The settlement deal also includes a $125,000 civil penalty. That follows a record $30.6 million penalty that the DEP fined Energy Transfer in January 2020 as part of another consent order and agreement that also called on the company to repair stream and wetland damage.
In December, Energy Transfer reached an agreement with another Pennsylvania regulatory agency, the Public Utility Commission, which had also been investigating the 2018 explosion. That agreement requires the company to perform costly and frequent pipeline monitoring, especially after rain events.
The 2018 explosion, which occurred just a few days after the pipeline began flowing gas for the first time, is also the subject of ongoing investigations by the U.S. Department of Justice and Pennsylvania Attorney General Josh Shapiro, Energy Transfer said in its latest public filing.
The resulting fire destroyed a home, killing several pets inside, charred cars and trees and caused six highvoltage electric transmission towers to collapse.
As pipelines have emerged as a proxy battleground over fossil fuel concerns, oil and gas interests in Pennsylvania have been mobilizing to link the projects to jobs and prosperity.
In recent weeks, labor union officials have written letters to the editors of regional papers, including the Pittsburgh Post-Gazette, urging regulators to allow the Revolution pipeline to resume transporting gas.
“It is time for the Revolution Pipeline to return to service and for Pennsylvania to make itself more attractive to business and private investment,” Ken Broadbent, business manager of the Steamfitters Local Union 449, wrote the Post-Gazette, drawing a line between environmental oversight and its economic impact on the industry.
But those who experienced the explosion had different considerations.

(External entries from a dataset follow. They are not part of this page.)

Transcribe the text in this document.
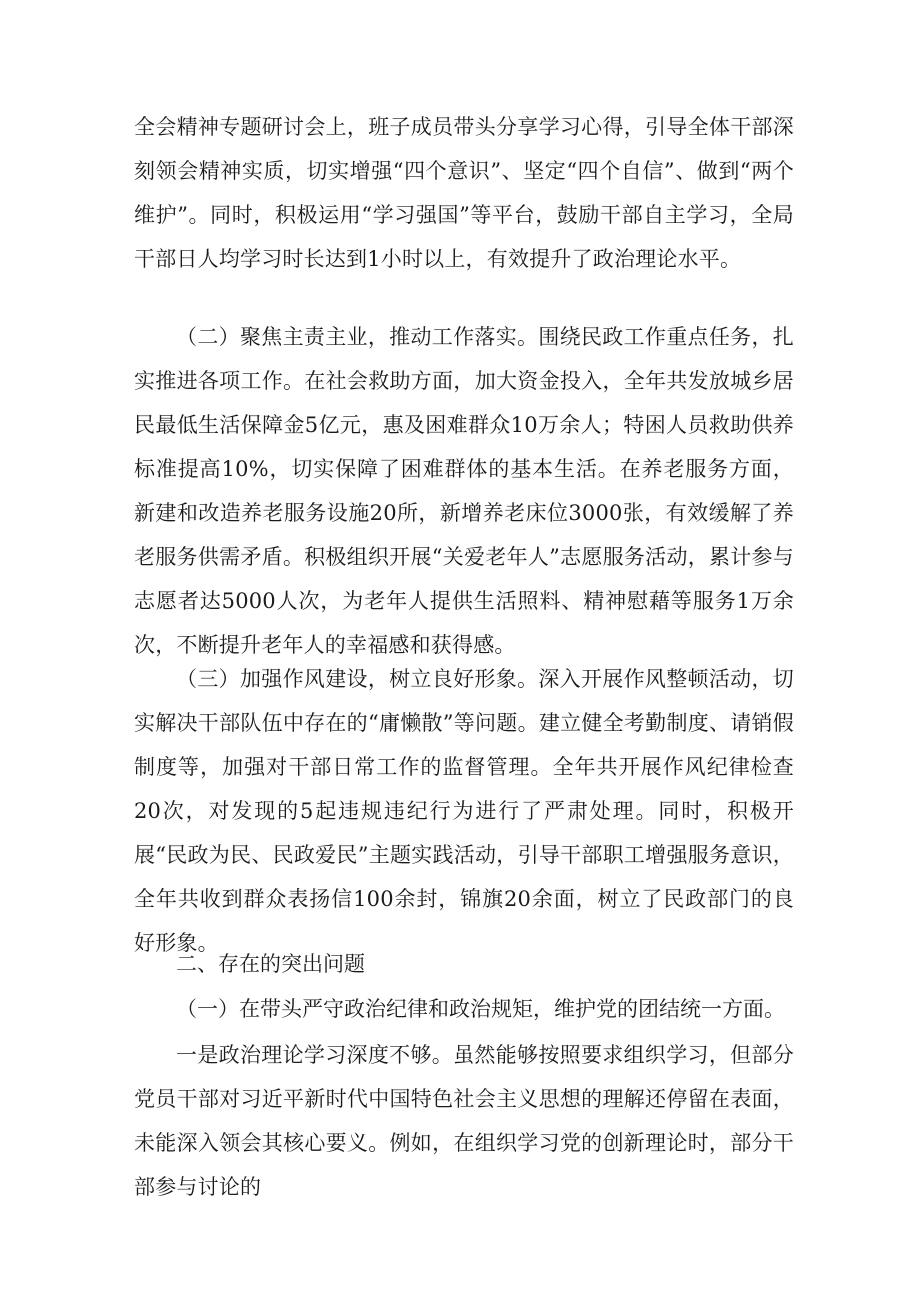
全会精神专题研讨会上，班子成员带头分享学习心得，引导全体干部深刻领会精神实质，切实增强“四个意识”、坚定“四个自信”、做到“两个维护”。同时，积极运用“学习强国”等平台，鼓励干部自主学习，全局干部日人均学习时长达到1小时以上，有效提升了政治理论水平。

（二）聚焦主责主业，推动工作落实。围绕民政工作重点任务，扎实推进各项工作。在社会救助方面，加大资金投入，全年共发放城乡居民最低生活保障金5亿元，惠及困难群众10万余人；特困人员救助供养标准提高10%，切实保障了困难群体的基本生活。在养老服务方面，新建和改造养老服务设施20所，新增养老床位3000张，有效缓解了养老服务供需矛盾。积极组织开展“关爱老年人”志愿服务活动，累计参与志愿者达5000人次，为老年人提供生活照料、精神慰藉等服务1万余次，不断提升老年人的幸福感和获得感。

（三）加强作风建设，树立良好形象。深入开展作风整顿活动，切实解决干部队伍中存在的“庸懒散”等问题。建立健全考勤制度、请销假制度等，加强对干部日常工作的监督管理。全年共开展作风纪律检查20次，对发现的5起违规违纪行为进行了严肃处理。同时，积极开展“民政为民、民政爱民”主题实践活动，引导干部职工增强服务意识，全年共收到群众表扬信100余封，锦旗20余面，树立了民政部门的良好形象。

二、存在的突出问题

（一）在带头严守政治纪律和政治规矩，维护党的团结统一方面。

一是政治理论学习深度不够。虽然能够按照要求组织学习，但部分党员干部对习近平新时代中国特色社会主义思想的理解还停留在表面，未能深入领会其核心要义。例如，在组织学习党的创新理论时，部分干部参与讨论的
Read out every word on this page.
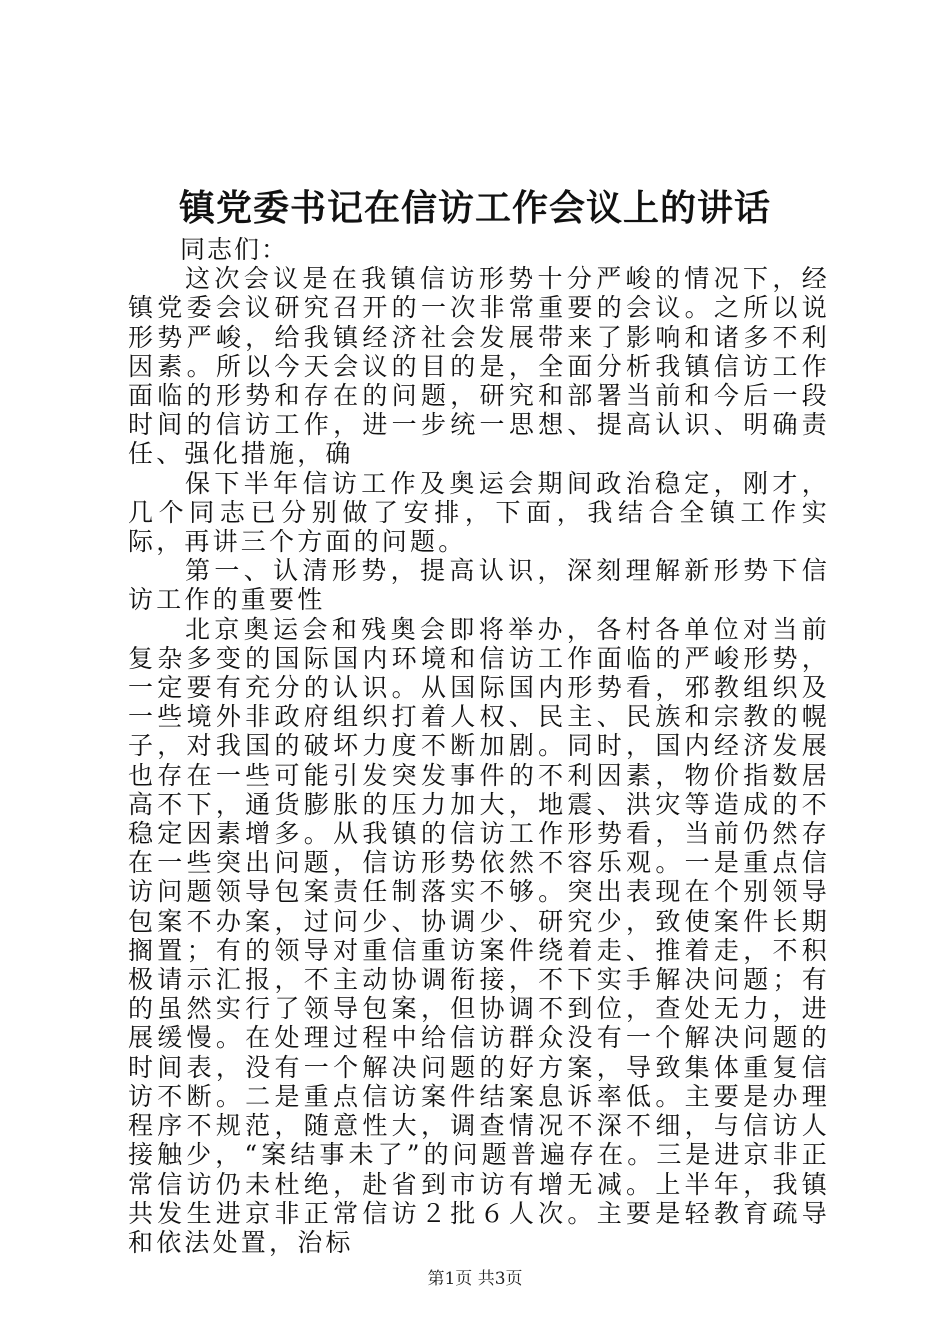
镇党委书记在信访工作会议上的讲话

同志们：

这次会议是在我镇信访形势十分严峻的情况下，经镇党委会议研究召开的一次非常重要的会议。之所以说形势严峻，给我镇经济社会发展带来了影响和诸多不利因素。所以今天会议的目的是，全面分析我镇信访工作面临的形势和存在的问题，研究和部署当前和今后一段时间的信访工作，进一步统一思想、提高认识、明确责任、强化措施，确

保下半年信访工作及奥运会期间政治稳定，刚才，几个同志已分别做了安排，下面，我结合全镇工作实际，再讲三个方面的问题。

第一、认清形势，提高认识，深刻理解新形势下信访工作的重要性

北京奥运会和残奥会即将举办，各村各单位对当前复杂多变的国际国内环境和信访工作面临的严峻形势，一定要有充分的认识。从国际国内形势看，邪教组织及一些境外非政府组织打着人权、民主、民族和宗教的幌子，对我国的破坏力度不断加剧。同时，国内经济发展也存在一些可能引发突发事件的不利因素，物价指数居高不下，通货膨胀的压力加大，地震、洪灾等造成的不稳定因素增多。从我镇的信访工作形势看，当前仍然存在一些突出问题，信访形势依然不容乐观。一是重点信访问题领导包案责任制落实不够。突出表现在个别领导包案不办案，过问少、协调少、研究少，致使案件长期搁置；有的领导对重信重访案件绕着走、推着走，不积极请示汇报，不主动协调衔接，不下实手解决问题；有的虽然实行了领导包案，但协调不到位，查处无力，进展缓慢。在处理过程中给信访群众没有一个解决问题的时间表，没有一个解决问题的好方案，导致集体重复信访不断。二是重点信访案件结案息诉率低。主要是办理程序不规范，随意性大，调查情况不深不细，与信访人接触少，“案结事未了”的问题普遍存在。三是进京非正常信访仍未杜绝，赴省到市访有增无减。上半年，我镇共发生进京非正常信访２批６人次。主要是轻教育疏导和依法处置，治标

第1页 共3页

Ivy Lane resident Barbara Goblick responded by urging the DEP to simply “hold off putting Revolution into service until the land is stable.”
Residents of Ivy Lane, the dead-end street where the pipeline slid in 2018, were alerted by text message from the county’s notification system Monday morning that Revolution was being put into service. The text arrived minutes before the scheduled startup time. A company representative also went door to door with informational flyers later in the day.
Last month, residents also were notified that a pipeline that intersects Revolution close to the rupture site would be starting up after Feb. 28. That pipeline, completed in 2019, will deliver natural gas to the Shell cracker plant near Monaca.